Observation data (J2000.0 epoch)
- Constellation: Leo Minor
- Right ascension: 10^{h} 27^{m} 09.97^{s}
- Declination: +39° 08′ 05.08″
- Redshift: 0.337696
- Heliocentric radial velocity: 101,239 ± 21 km/s
- Distance: 4,882.3 ± 341.8 Mly (1,496.91 ± 104.79 Mpc)
- Group or cluster: WHL J102709.9+390805

Characteristics
- Type: BrClG
- Size: ~512,000 ly (157.1 kpc) (estimated)

Other designations
- B3 1024+393, 2MASX J10271000+3908050, 6C B102414.8+392345, 7C 1024+3923, NVSS J102710+390806, LEDA 2144000, WHL J102709.9+390805 BCG, [BOG2010] 1075981, [YHW2016] J156.79144+39.13474

= SDSS J102709.94+390805.1 =

Radio galaxy in the constellation Leo Minor

SDSS J102709.94+390805.1 known as [BOG2010] 1075981, is a radio galaxy located in the constellation of Leo Minor. The redshift of the galaxy is (z) 0.337 and it was first discovered as an astronomical radio source by astronomers from the Bologna Sky Survey in February 1985.

== Description ==
SDSS J102709.94+390805.1 is an elliptical galaxy with an morphological classification of Type E. It is a red luminous galaxy residing as the brightest cluster galaxy (BCG) of the galaxy cluster, WHL J102709.9+390805, with 23 confirmed galaxy member candidates. The r-band magnitude of the galaxy is found to be 17.47 magnitude. Its absolute magnitude is -23.76.

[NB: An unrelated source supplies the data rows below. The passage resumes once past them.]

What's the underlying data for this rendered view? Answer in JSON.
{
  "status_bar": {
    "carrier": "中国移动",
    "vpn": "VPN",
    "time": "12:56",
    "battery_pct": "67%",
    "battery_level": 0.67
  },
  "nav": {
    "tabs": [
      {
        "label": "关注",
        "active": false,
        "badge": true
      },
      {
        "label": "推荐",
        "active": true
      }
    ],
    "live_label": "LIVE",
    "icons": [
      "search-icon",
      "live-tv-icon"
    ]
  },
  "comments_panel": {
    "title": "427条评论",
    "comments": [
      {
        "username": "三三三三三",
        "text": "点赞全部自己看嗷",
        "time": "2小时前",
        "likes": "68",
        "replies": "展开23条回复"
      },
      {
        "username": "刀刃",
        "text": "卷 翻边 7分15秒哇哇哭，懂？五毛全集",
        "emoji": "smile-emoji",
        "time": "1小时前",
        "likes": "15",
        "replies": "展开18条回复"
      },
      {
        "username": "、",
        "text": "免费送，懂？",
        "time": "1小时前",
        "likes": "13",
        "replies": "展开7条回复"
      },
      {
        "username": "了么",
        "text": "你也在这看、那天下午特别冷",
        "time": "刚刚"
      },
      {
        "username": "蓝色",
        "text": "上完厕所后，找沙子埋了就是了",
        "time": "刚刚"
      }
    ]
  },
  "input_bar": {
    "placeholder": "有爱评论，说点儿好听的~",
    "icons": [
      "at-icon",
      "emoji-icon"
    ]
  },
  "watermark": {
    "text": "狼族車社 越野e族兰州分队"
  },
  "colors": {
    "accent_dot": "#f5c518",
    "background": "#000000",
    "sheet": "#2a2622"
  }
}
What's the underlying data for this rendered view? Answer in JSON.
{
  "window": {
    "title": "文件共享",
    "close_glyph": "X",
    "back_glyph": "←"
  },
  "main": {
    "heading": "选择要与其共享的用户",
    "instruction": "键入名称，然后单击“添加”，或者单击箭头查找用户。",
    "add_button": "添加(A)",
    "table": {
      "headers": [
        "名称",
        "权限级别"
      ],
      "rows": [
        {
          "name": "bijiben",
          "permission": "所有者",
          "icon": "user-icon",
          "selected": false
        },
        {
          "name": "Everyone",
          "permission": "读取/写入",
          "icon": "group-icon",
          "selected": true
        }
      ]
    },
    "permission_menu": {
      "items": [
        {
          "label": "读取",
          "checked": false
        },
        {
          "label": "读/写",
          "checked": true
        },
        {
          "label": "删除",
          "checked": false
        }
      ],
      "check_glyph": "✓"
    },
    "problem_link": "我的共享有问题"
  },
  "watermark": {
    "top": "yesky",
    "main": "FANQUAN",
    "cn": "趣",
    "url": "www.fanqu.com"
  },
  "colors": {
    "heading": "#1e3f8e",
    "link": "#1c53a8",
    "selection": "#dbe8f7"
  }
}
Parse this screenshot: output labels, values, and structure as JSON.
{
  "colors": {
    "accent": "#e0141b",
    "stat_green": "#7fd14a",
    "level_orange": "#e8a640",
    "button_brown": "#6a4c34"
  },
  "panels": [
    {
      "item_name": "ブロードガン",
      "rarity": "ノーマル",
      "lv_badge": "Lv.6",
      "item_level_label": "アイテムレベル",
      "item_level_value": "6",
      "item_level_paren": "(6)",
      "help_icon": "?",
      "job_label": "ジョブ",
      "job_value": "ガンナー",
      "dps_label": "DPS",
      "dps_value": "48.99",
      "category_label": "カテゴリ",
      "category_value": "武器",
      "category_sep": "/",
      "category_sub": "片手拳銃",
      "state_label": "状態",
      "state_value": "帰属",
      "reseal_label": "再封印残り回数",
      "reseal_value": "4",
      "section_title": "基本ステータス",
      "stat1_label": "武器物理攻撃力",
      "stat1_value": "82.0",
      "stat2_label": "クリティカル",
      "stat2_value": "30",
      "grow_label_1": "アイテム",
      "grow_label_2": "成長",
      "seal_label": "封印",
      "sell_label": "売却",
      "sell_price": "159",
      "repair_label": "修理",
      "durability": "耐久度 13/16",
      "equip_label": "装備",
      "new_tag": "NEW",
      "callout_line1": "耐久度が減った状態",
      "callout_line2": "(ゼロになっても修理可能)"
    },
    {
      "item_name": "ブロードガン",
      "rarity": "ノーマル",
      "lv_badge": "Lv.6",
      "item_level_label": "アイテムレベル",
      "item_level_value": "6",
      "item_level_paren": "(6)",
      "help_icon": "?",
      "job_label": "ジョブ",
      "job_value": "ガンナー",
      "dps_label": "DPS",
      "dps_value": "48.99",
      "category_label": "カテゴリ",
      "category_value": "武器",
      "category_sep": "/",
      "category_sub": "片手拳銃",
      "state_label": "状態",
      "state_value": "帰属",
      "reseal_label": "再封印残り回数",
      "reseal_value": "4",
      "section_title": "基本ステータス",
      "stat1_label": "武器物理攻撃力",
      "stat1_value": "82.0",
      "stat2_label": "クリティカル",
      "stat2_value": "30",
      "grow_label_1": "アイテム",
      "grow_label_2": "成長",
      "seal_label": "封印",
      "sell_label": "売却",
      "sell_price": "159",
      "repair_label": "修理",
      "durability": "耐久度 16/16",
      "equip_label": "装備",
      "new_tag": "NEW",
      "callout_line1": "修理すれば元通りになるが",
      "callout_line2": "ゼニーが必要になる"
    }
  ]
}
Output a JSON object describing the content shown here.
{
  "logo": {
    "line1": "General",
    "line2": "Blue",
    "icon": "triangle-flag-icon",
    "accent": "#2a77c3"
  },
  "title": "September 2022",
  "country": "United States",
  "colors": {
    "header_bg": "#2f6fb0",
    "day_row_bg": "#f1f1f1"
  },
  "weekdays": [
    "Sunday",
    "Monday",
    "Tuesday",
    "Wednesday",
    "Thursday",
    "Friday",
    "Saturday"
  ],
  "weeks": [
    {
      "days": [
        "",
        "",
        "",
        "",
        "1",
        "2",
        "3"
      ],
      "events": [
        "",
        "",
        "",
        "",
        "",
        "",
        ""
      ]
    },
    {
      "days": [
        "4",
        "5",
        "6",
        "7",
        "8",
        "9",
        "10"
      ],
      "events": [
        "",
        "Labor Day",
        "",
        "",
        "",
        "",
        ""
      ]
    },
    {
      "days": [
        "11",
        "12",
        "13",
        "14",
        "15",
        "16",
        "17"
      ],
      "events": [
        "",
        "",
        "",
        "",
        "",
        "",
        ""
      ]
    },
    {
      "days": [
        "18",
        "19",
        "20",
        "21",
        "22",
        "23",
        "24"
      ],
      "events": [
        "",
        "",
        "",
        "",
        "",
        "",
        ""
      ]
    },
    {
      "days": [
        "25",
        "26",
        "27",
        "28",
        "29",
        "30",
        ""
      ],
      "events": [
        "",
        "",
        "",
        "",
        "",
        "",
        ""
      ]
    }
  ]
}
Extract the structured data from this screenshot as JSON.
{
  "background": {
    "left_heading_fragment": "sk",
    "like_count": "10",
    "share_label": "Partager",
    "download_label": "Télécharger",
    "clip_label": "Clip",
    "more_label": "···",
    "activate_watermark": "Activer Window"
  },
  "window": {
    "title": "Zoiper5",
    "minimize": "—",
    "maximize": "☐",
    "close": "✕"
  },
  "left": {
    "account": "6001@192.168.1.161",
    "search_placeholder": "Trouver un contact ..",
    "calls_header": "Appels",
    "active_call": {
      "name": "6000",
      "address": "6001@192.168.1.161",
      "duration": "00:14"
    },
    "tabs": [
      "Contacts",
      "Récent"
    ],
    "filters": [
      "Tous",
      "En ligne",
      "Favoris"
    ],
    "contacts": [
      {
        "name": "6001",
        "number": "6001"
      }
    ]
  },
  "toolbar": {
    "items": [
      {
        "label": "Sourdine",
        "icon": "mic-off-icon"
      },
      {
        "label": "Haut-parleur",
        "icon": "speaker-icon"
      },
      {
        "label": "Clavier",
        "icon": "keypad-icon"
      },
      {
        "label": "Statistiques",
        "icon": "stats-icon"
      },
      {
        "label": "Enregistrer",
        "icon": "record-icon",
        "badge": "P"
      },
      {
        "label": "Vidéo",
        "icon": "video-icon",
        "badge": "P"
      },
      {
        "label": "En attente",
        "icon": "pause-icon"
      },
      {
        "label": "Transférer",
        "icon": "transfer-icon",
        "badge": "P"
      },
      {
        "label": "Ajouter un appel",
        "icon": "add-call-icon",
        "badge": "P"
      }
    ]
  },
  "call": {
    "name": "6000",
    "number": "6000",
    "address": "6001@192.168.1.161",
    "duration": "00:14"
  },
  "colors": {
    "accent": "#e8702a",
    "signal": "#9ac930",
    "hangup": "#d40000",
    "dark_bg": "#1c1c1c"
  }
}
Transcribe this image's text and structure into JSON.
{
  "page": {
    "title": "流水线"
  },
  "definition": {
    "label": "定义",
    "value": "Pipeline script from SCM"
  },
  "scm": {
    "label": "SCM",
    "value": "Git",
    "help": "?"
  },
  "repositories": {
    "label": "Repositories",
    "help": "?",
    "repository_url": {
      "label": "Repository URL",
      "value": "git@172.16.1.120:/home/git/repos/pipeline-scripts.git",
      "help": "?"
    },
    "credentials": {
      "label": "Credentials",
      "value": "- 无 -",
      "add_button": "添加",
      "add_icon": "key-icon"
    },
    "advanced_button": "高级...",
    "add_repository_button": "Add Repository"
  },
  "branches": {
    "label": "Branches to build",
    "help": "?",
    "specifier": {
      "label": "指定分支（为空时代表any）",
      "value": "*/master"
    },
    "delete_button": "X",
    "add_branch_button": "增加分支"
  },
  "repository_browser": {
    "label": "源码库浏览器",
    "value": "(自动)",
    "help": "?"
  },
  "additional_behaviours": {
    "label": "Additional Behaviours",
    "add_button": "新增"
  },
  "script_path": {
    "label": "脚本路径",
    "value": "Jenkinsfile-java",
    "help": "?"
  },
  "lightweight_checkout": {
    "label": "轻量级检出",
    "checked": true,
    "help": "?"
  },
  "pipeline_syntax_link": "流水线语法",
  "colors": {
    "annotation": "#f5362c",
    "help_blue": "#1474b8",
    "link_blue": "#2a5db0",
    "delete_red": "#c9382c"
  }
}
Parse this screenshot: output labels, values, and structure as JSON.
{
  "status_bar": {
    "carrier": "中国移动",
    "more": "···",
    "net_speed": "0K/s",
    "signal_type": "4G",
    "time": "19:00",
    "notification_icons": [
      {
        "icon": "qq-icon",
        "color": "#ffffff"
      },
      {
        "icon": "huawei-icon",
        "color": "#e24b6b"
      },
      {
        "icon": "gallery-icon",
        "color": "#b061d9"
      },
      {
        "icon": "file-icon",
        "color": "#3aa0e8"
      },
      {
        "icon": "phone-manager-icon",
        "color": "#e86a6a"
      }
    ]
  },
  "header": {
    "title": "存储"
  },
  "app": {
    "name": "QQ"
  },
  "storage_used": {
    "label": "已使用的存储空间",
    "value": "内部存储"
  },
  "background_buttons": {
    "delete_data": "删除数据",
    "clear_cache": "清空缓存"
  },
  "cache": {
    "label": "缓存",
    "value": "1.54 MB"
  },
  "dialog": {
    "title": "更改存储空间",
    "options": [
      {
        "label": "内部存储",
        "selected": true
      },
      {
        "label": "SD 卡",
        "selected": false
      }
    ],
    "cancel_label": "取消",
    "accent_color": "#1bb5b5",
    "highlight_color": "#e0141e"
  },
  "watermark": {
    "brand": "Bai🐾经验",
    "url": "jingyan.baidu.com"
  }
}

The galaxy hosts an active galactic nucleus. It is classified as a Fanaroff-Riley Class Type I radio galaxy of non bent-tail subtype with its total flux density measured to be 43.60 mJy obtained by NRAO VLA Sky Survey (NVSS) at 1.4 GHz frequencies. It also contains an ultra steep spectrum source with the spectral index of -1.02α between 352 MHz and 1.4 GHz. The total radio luminosity is found to be 24.93 W Hz^{−1} at 1.4 GHz.

The radio morphology is mainly elongated, described by a single elliptical profile component or as a compact point-like component according to NVSS contour imaging. There is a presence of a radio core with its total core flux density estimated as 40.09 mJy. The total radio flux density is 43.40 mJy. The luminosity distance of the source is 1799.3 megaparsecs. The radio power has been calculated as 16.84 × 10^{24} WHz^{−1}.